J’aime l’art moderne en général, l’impressionnisme de Van Gogh ou le fauvisme de Matisse, avec une affection particulière pour la période bleue de Picasso. J’aime surtout les peintres engagés qui ont fait de leur art une voix. Je pense à Diego Rivera et ses fresques révolutionnaires sur les édifices officiels de Mexico City. Les tableaux d’Oswaldo Guayasamin me procurent aussi beaucoup d’émotion.
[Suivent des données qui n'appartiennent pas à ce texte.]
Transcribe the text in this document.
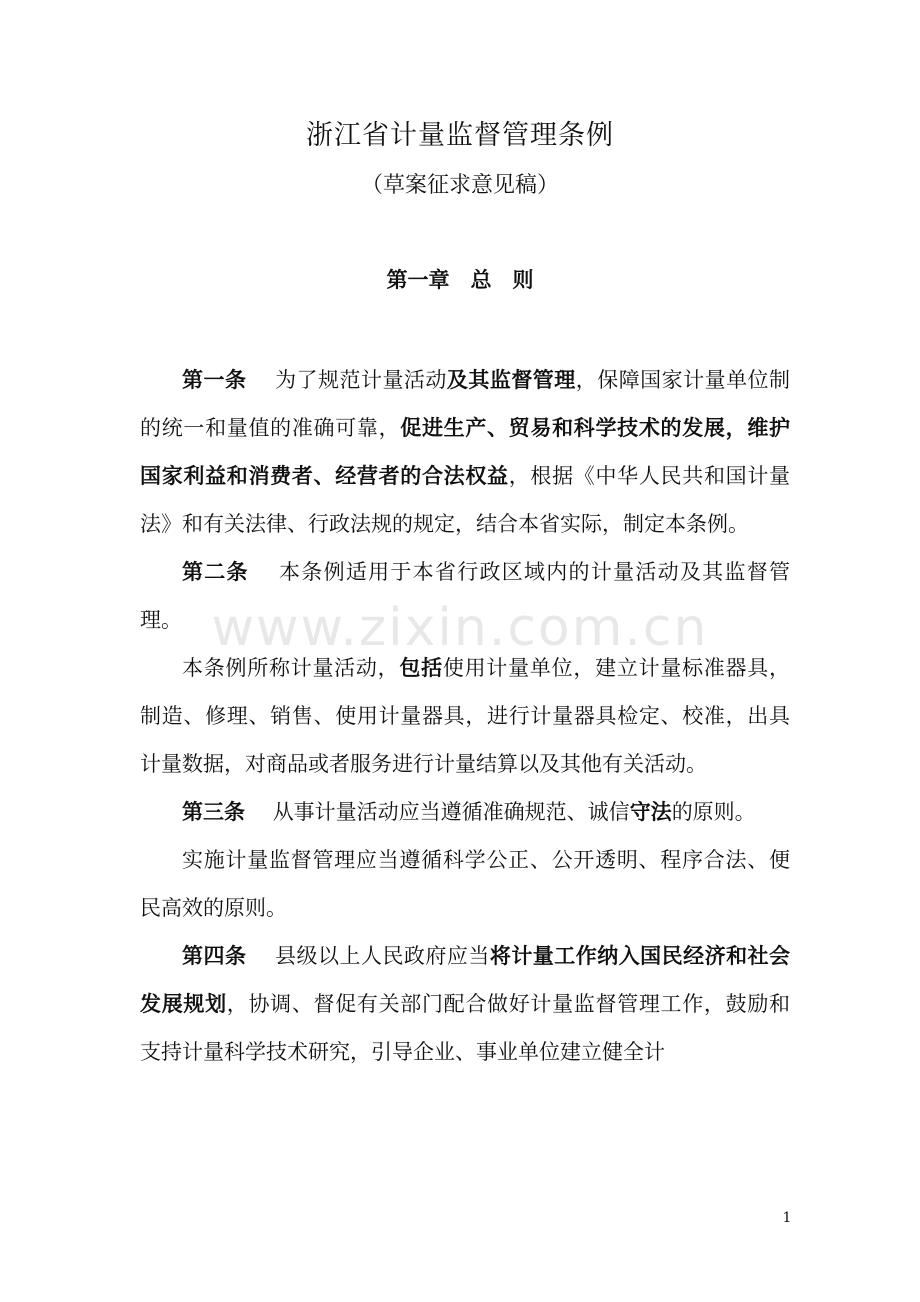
浙江省计量监督管理条例
（草案征求意见稿）
第一章　总　则
www.zixin.com.cn

第一条　 为了规范计量活动及其监督管理，保障国家计量单位制的统一和量值的准确可靠，促进生产、贸易和科学技术的发展，维护国家利益和消费者、经营者的合法权益，根据《中华人民共和国计量法》和有关法律、行政法规的规定，结合本省实际，制定本条例。

第二条　 本条例适用于本省行政区域内的计量活动及其监督管理。

本条例所称计量活动，包括使用计量单位，建立计量标准器具，制造、修理、销售、使用计量器具，进行计量器具检定、校准，出具计量数据，对商品或者服务进行计量结算以及其他有关活动。

第三条　 从事计量活动应当遵循准确规范、诚信守法的原则。

实施计量监督管理应当遵循科学公正、公开透明、程序合法、便民高效的原则。

第四条　 县级以上人民政府应当将计量工作纳入国民经济和社会发展规划，协调、督促有关部门配合做好计量监督管理工作，鼓励和支持计量科学技术研究，引导企业、事业单位建立健全计

1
Il s’est inspiré du contexte politico-social en Équateur et en Amérique latine du milieu du XXe siècle pour réaliser des oeuvres qui dénoncent le racisme, la discrimination et l’oppression des pauvres".

Mes cafés

"Prendre un cappuccino (un vrai !) dans un petit café du quartier gothique de Barcelone est pour moi le summum du plaisir. Tout comme siroter un thé à la menthe dans le vieux café des jardins de l’Oudaya ou déguster un gâteau en famille à la pâtisserie Au délice de Rabat, sans doute en souvenir de mes années de lycée, quand on allait grignoter un mille-feuille super croustillant entre copines après les cours".

Mes musées

"Deux musées m’ont laissée sans voix. Le premier est le musée du Caire, qui regorge de trésors sur l’Humanité. Voir ces milliers de momies et de reliques en or ne peut pas laisser insensible. Le second est le Musée national d’anthropologie de Mexico. Il faut plusieurs jours pour le visiter entièrement, cela donne une idée de l’ampleur et de la richesse de la civilisation maya".